What we do know is that if the pages aren’t linked to, humans and search engines are going to have trouble finding them. This could be a waste, and it could have negative impacts in the search engines’ assessment of our site. So can we set up an audit for their existence?

The most comprehensive way to search for orphan pages would be to get a list of all the web pages on our server, and compare this to a list of pages which can be found by ‘crawling’ from the home page. This could be done by analysing the log file, showing every page which has been served up, either to real visitors or search engine crawlers. The list might not be comprehensive, but if a page genuinely hasn’t been accessed at all, we probably don’t need to worry about it.

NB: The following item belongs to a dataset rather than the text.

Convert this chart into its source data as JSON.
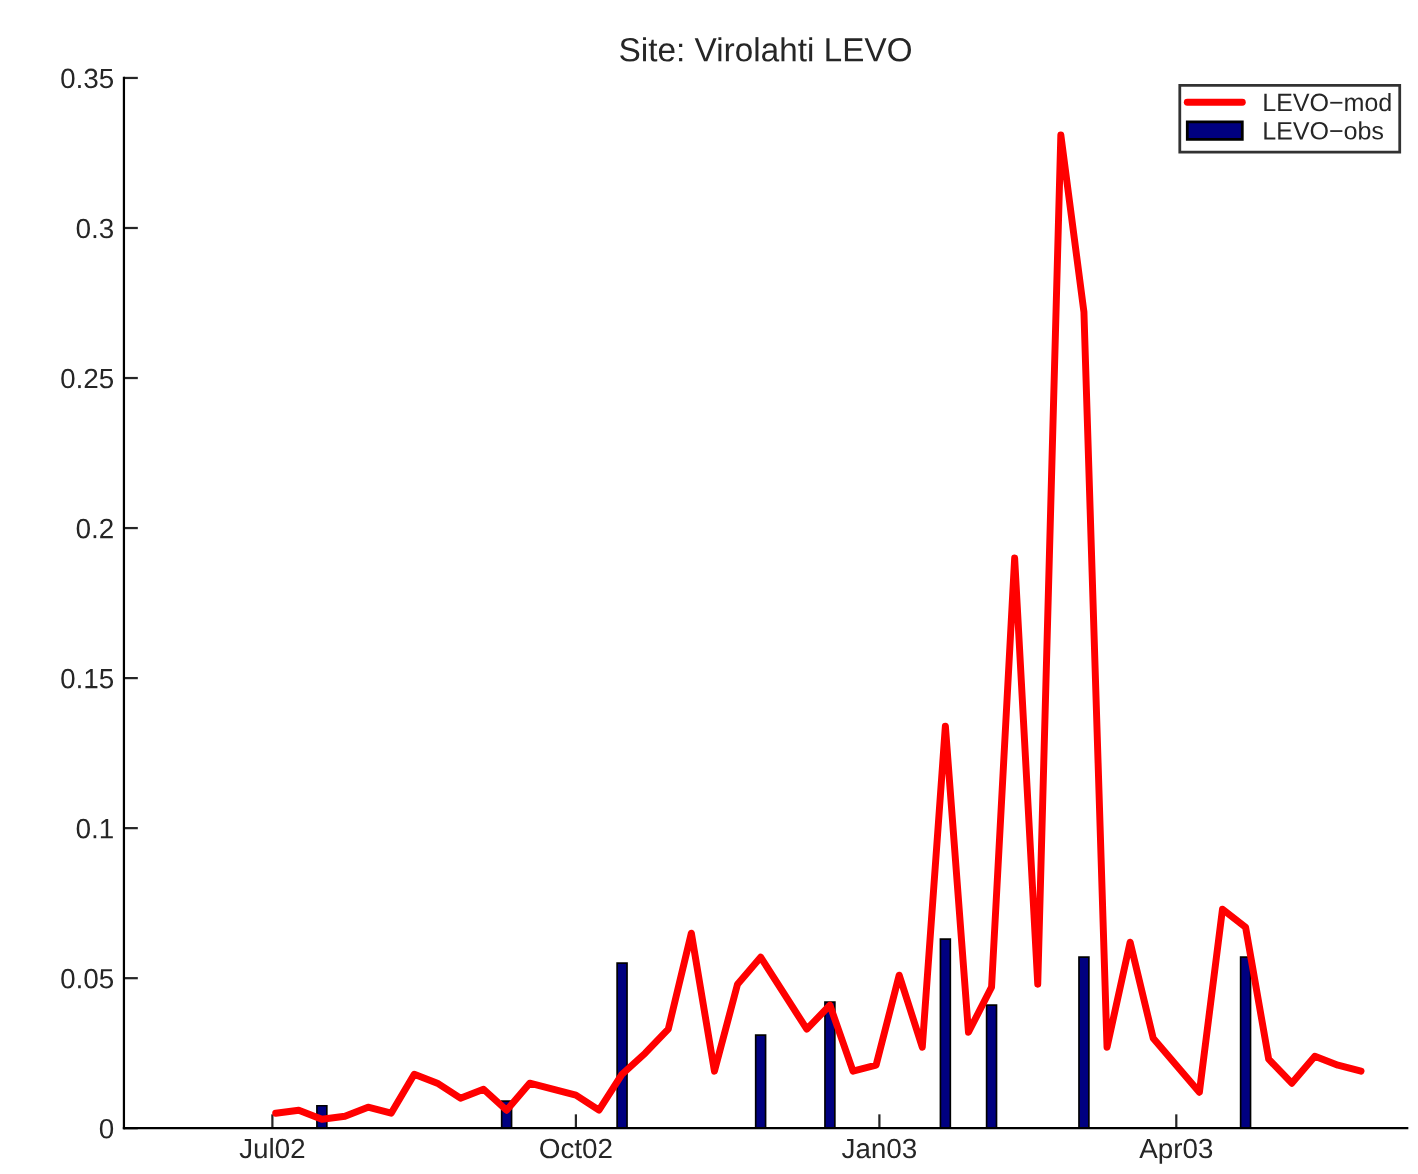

If we can’t get hold of such a list from our IT people, we could look at resources such as our website analytics, Google Search Console, our sitemaps, etc. and get a list of pages on the site from there. It’s fine to get more than one of these lists and combine them.

Then we need to get a ‘crawled’ list of pages on the site. There are tools available online to do this, although only a few are free. Paid-for tools include the well-known Screaming Frog.

Finally, we need to compare the two lists. A quick and dirty technique I’d use would be to paste them in columns in a spreadsheet, then just use the COUNTIF function to highlight how many times each item in one column appears in the other.

Alternatively, Screaming Frog has a complete documented method of identifying orphan pages.